# Camera Model
The `CameraModel` encapsulates the mapping between pixel coordinates and tangent-plane (gnomonic projection) coordinates. It bundles all camera intrinsics into a single struct used throughout the solving and calibration pipeline.
## Parameters
| `focal_length_px` | Focal length in pixels (= image_width / (2 × tan(FOV/2))) |
| `image_width` | Image width in pixels |
| `image_height` | Image height in pixels |
| `crpix` | Optical center offset from image center `[x, y]` in pixels |
| `parity_flip` | Whether the image x-axis is mirrored |
| `distortion` | Optional `RadialDistortion` or `PolynomialDistortion` model |
## Pixel → Tangent Plane Pipeline
The `pixel_to_tanplane()` method applies the following steps:
1. **Subtract CRPIX** — shift to optical-center-relative coordinates
2. **Undistort** — apply the inverse distortion model (if any)
3. **Parity flip** — negate x if `parity_flip` is True
4. **Divide by focal length** — convert from pixels to radians
The result is tangent-plane coordinates `(ξ, η)` in radians, suitable for gnomonic (TAN) projection.

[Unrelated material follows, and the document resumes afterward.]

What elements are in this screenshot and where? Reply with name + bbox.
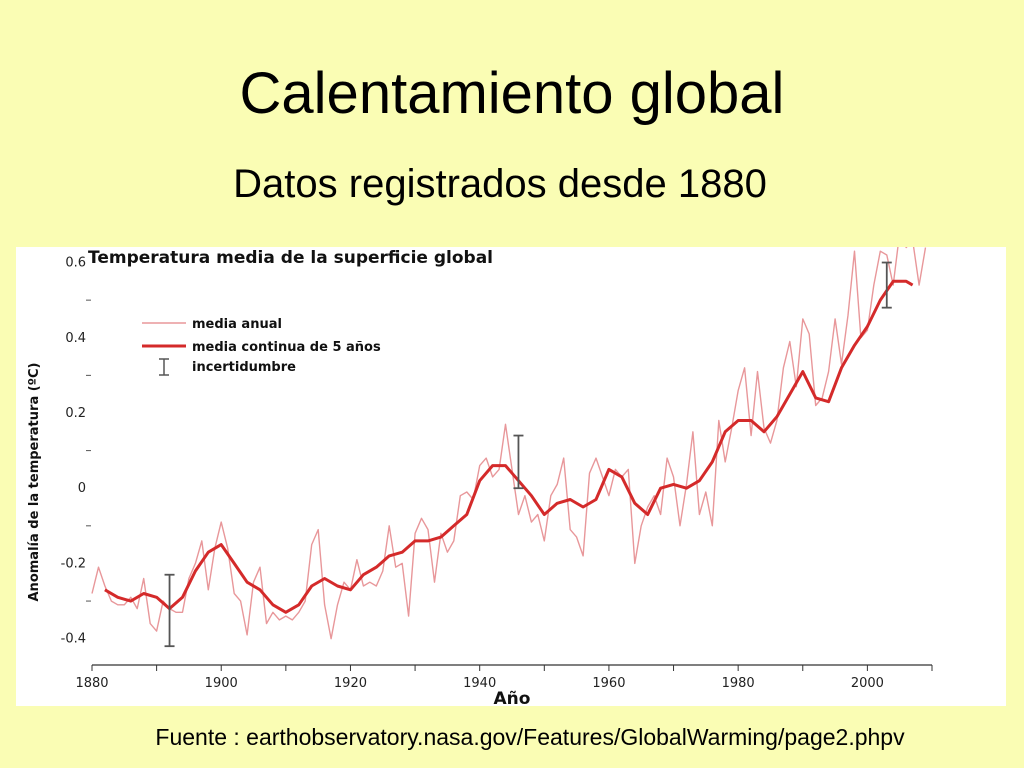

## Creating a Camera Model
=== "From FOV"
```python
import tetra3rs
# Simple pinhole model from field of view
cam = tetra3rs.CameraModel.from_fov(
fov_deg=10.0,
image_width=2048,
image_height=1536,
)
```
=== "With explicit parameters"
```python
cam = tetra3rs.CameraModel(
focal_length_px=11718.4,
image_width=2048,
image_height=1536,
crpix=[2.5, -1.3], # optical center offset
parity_flip=True, # mirrored image
)
```
=== "With distortion"
```python
distortion = tetra3rs.RadialDistortion(k1=-7e-9, k2=2e-15)
cam = tetra3rs.CameraModel(
focal_length_px=11718.4,
image_width=2048,
image_height=1536,
distortion=distortion,
)
```
## Using with the Solver
Pass a `CameraModel` to `solve_from_centroids()` to apply distortion correction and parity during solving:
```python
result = db.solve_from_centroids(
centroids,
fov_estimate_deg=10.0,
image_shape=image.shape,
camera_model=cam,
)
```
The returned `SolveResult` uses the camera model's distortion and parity for its `pixel_to_world()` and `world_to_pixel()` methods.
## Calibration
Use `calibrate_camera()` to fit a camera model from one or more solved images. See [CalibrateResult](../api/calibrate-result.md) for details.